The alternatives are worth knowing. For photos specifically, a local backup to an external drive plus a free Photos export via Google Takeout costs nothing and removes the dependency entirely. For files, a free Proton Drive or Mega tier (Mega gives 20GB free) handles overflow without feeding Google more data. And for email, ruthless attachment hygiene plus Storage saver mode keeps a heavy user inside 15GB indefinitely. The best alternative to Google One is often simply not generating the data Google wants to charge you to store.
The bottom line
Do the four steps today on every Google Account you care about: add a phone number you control, audit the storage manager, run the high-yield deletions, and only then decide on Google One.

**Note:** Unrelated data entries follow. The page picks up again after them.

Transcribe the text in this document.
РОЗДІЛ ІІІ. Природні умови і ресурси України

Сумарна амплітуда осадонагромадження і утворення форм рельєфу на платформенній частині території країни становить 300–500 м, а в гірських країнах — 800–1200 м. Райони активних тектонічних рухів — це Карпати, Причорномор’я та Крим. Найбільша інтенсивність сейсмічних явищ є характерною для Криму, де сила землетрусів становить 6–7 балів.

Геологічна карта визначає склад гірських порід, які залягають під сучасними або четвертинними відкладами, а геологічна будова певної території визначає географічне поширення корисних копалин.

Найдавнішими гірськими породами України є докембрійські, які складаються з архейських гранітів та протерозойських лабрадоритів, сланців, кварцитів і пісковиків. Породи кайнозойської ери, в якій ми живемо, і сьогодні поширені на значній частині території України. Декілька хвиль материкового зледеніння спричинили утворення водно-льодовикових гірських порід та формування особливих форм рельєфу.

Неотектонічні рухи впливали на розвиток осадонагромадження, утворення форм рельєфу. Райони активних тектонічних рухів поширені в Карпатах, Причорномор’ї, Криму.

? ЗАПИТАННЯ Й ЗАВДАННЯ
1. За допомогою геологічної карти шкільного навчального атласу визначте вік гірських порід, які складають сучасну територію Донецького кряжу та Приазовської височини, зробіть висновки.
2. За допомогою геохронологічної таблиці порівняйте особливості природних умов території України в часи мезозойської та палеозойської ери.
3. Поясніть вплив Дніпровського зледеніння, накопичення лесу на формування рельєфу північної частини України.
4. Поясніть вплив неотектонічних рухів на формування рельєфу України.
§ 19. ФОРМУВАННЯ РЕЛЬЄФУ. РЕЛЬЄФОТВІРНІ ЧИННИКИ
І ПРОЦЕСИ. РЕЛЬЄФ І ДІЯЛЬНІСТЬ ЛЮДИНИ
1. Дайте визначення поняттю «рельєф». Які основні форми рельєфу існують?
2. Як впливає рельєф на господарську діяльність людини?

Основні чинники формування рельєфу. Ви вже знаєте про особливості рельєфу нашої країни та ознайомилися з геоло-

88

For most UK users with an existing account, a one-hour clean-out plus a verified number means you never have to think about the 5GB cap at all — and you keep the 15GB Google is trying to make conditional. Pay the £1.59 if and when your own usage genuinely demands it, not because a quiet policy change panicked you into it. The principled position and the practical one line up here: secure what you have, keep it lean, and let Google earn the subscription rather than trap you into it.
MTW verdict
Claiming your full 15GB Google storage is a 60-minute defensive task that pays for itself the moment Google extends the 5GB cap to legacy accounts. Link a number on your terms, clean the account properly, and treat Google One as a choice you make on your usage — not a tax you pay on Google’s PR-managed policy shift.